Founder Aram Shelton said the concept is risky, but one that made sense given the local talent within the avant-garde and improvisational music scene. “It’s kind of an experiment,” Shelton said.

The festival’s roots are also entirely local. It’s an outgrowth of the monthly Active Music Series, which Shelton launched after graduating from Mills College’s Center for Contemporary Music in 2008, largely as a way to bring experimental musicians out of underground venues and into local bars. For its first year, the free event was held at the Ivy Room in Albany, but then moved to The Uptown Nightclub in Oakland — one of the two locations of the festival. “With a space like Uptown, you can get the word out and not have to worry about getting shut down like at a warehouse show,” Shelton said. “And when 21 Grand stopped [in 2011], there was this big void left.”

Typically held on the second Tuesday of the month, Active Music Series draws anywhere from twenty to fifty attendees per show. Shelton admitted that those numbers probably sound low, but that artists in what he calls the “creative music” genre welcome a chance to hone their craft in front of a crowd, no matter how small. “These are musicians trying to avoid pre-made genres, exploring the fringes of music, and using a lot of improvisation,” Shelton said. “It’s all about awareness. People don’t really know about this music. Part of the festival is getting the word out about it.”
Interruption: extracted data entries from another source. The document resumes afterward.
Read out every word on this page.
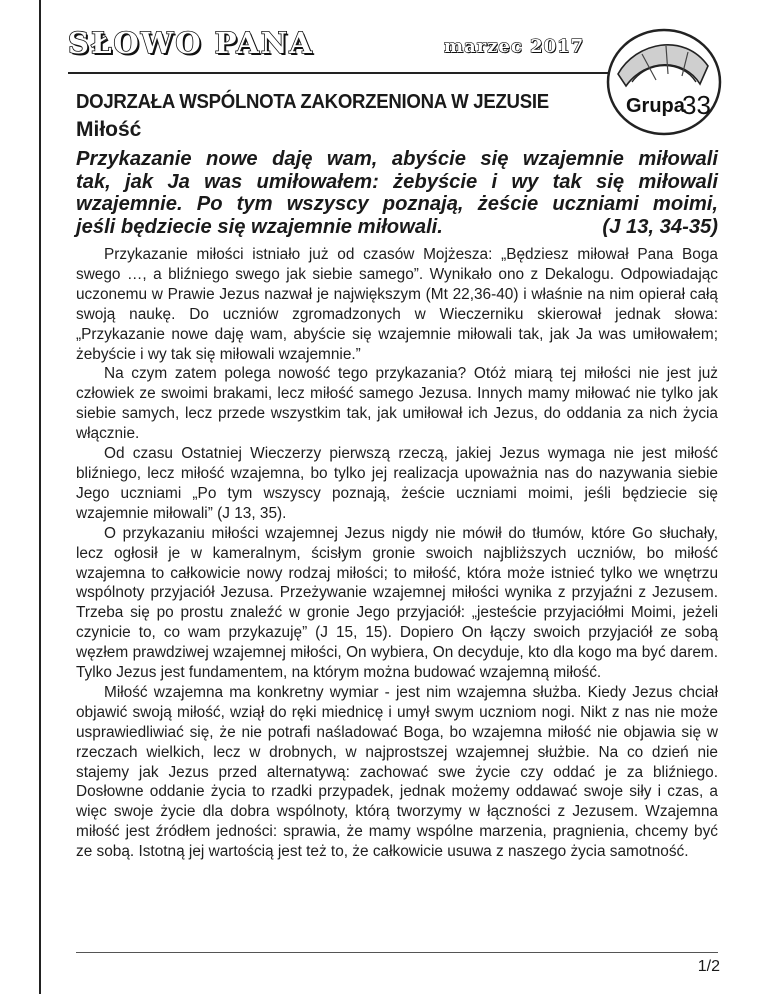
SŁOWO PANA	marzec 2017
Grupa
33
DOJRZAŁA WSPÓLNOTA ZAKORZENIONA W JEZUSIE
Miłość
Przykazanie nowe daję wam, abyście się wzajemnie miłowali
tak, jak Ja was umiłowałem: żebyście i wy tak się miłowali
wzajemnie. Po tym wszyscy poznają, żeście uczniami moimi,
jeśli będziecie się wzajemnie miłowali.	(J 13, 34-35)

Przykazanie miłości istniało już od czasów Mojżesza: „Będziesz miłował Pana Boga swego …, a bliźniego swego jak siebie samego”. Wynikało ono z Dekalogu. Odpowiadając uczonemu w Prawie Jezus nazwał je największym (Mt 22,36-40) i właśnie na nim opierał całą swoją naukę. Do uczniów zgromadzonych w Wieczerniku skierował jednak słowa: „Przykazanie nowe daję wam, abyście się wzajemnie miłowali tak, jak Ja was umiłowałem; żebyście i wy tak się miłowali wzajemnie.”

Na czym zatem polega nowość tego przykazania? Otóż miarą tej miłości nie jest już człowiek ze swoimi brakami, lecz miłość samego Jezusa. Innych mamy miłować nie tylko jak siebie samych, lecz przede wszystkim tak, jak umiłował ich Jezus, do oddania za nich życia włącznie.

Od czasu Ostatniej Wieczerzy pierwszą rzeczą, jakiej Jezus wymaga nie jest miłość bliźniego, lecz miłość wzajemna, bo tylko jej realizacja upoważnia nas do nazywania siebie Jego uczniami „Po tym wszyscy poznają, żeście uczniami moimi, jeśli będziecie się wzajemnie miłowali” (J 13, 35).

O przykazaniu miłości wzajemnej Jezus nigdy nie mówił do tłumów, które Go słuchały, lecz ogłosił je w kameralnym, ścisłym gronie swoich najbliższych uczniów, bo miłość wzajemna to całkowicie nowy rodzaj miłości; to miłość, która może istnieć tylko we wnętrzu wspólnoty przyjaciół Jezusa. Przeżywanie wzajemnej miłości wynika z przyjaźni z Jezusem. Trzeba się po prostu znaleźć w gronie Jego przyjaciół: „jesteście przyjaciółmi Moimi, jeżeli czynicie to, co wam przykazuję” (J 15, 15). Dopiero On łączy swoich przyjaciół ze sobą węzłem prawdziwej wzajemnej miłości, On wybiera, On decyduje, kto dla kogo ma być darem. Tylko Jezus jest fundamentem, na którym można budować wzajemną miłość.

Miłość wzajemna ma konkretny wymiar - jest nim wzajemna służba. Kiedy Jezus chciał objawić swoją miłość, wziął do ręki miednicę i umył swym uczniom nogi. Nikt z nas nie może usprawiedliwiać się, że nie potrafi naśladować Boga, bo wzajemna miłość nie objawia się w rzeczach wielkich, lecz w drobnych, w najprostszej wzajemnej służbie. Na co dzień nie stajemy jak Jezus przed alternatywą: zachować swe życie czy oddać je za bliźniego. Dosłowne oddanie życia to rzadki przypadek, jednak możemy oddawać swoje siły i czas, a więc swoje życie dla dobra wspólnoty, którą tworzymy w łączności z Jezusem. Wzajemna miłość jest źródłem jedności: sprawia, że mamy wspólne marzenia, pragnienia, chcemy być ze sobą. Istotną jej wartością jest też to, że całkowicie usuwa z naszego życia samotność.

1/2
New spaces like Duende — the festival’s other site — and the recently opened Studio Grand near Lake Merritt have helped increase opportunities for avant-garde musicians. According to Shelton, on any given Saturday night there are as many as eight experimental music shows taking place, at a mix of legal and underground venues in the East Bay. “It [the festival] definitely stretches the audience thin, but I think our audience is pretty loyal,” Shelton said. “They go to the same shows and you see the same faces.”

In order to set the festival apart from a standard show, Shelton and his co-curators, Jacob Felix Heule and Crystal Pascucci, asked the participating artists to present new works or projects. They also asked performers to not play for about a month before or after the festival.

The lineup includes more than sixty musicians, most of whom live in the East Bay, Shelton said. He credits Mills — in particular, composer Roscoe Mitchell, who joined the faculty in 2007 — with nurturing the local scene. “He’s attracting more people to Mills,” Shelton said. “Particularly for this type of music, there’s a high amount of talent. We didn’t get to include a lot of people that we would have liked to.”

The performances will all involve improvisation, but in a variety of styles, including free jazz (OkestROVA; Key West), noise (Tastyville; Horaflora; Beauty School), electronic (Bischoff, Brown and Perkis; Black Spirituals), orchestral (Oakland Active Orchestra; Moe! Staiano Ensemble), and live film scoring (Lisa Mezzacappa and Konrad Steiner; Benjamin Tinker featuring Pink Gaze and The Heroic Quartet). (To hear samples of each artist’s music, visit the festival’s Bandcamp page: ActiveMusicOakland.Bandcamp.com.)

Unlike the Active Music Series, which pays artists with donations from the audience, the Active Music Festival will pay each performer a set amount, funded in part by an Indiegogo.com campaign that has raised $1,740 at the time of writing. The festival also received grants from the San Francisco Friends of Chamber Music and the Zellerbach Family Community Arts Program, which Shelton said enabled organizers to keep tickets prices to $10 per show.

“It’d be amazing to have the festival be free like the series,” Shelton said. “You know, people will pay $12 for a cocktail, but they have a problem paying for a show. I’m guilty of it, too.”

If Shelton is able to raise more money next year, he hopes to expand the lineup to include acts from outside the Bay Area. Ideally, he said, Active Music Festival will become a signature event in contemporary music and attract talent from Europe and New York City — in particular, those who already collaborate with Bay Area artists. But, Shelton promised, the focus will always remain local.

Editor’s Note: A previous version of this story got wrong the name of the Active Music Series. This version has been corrected.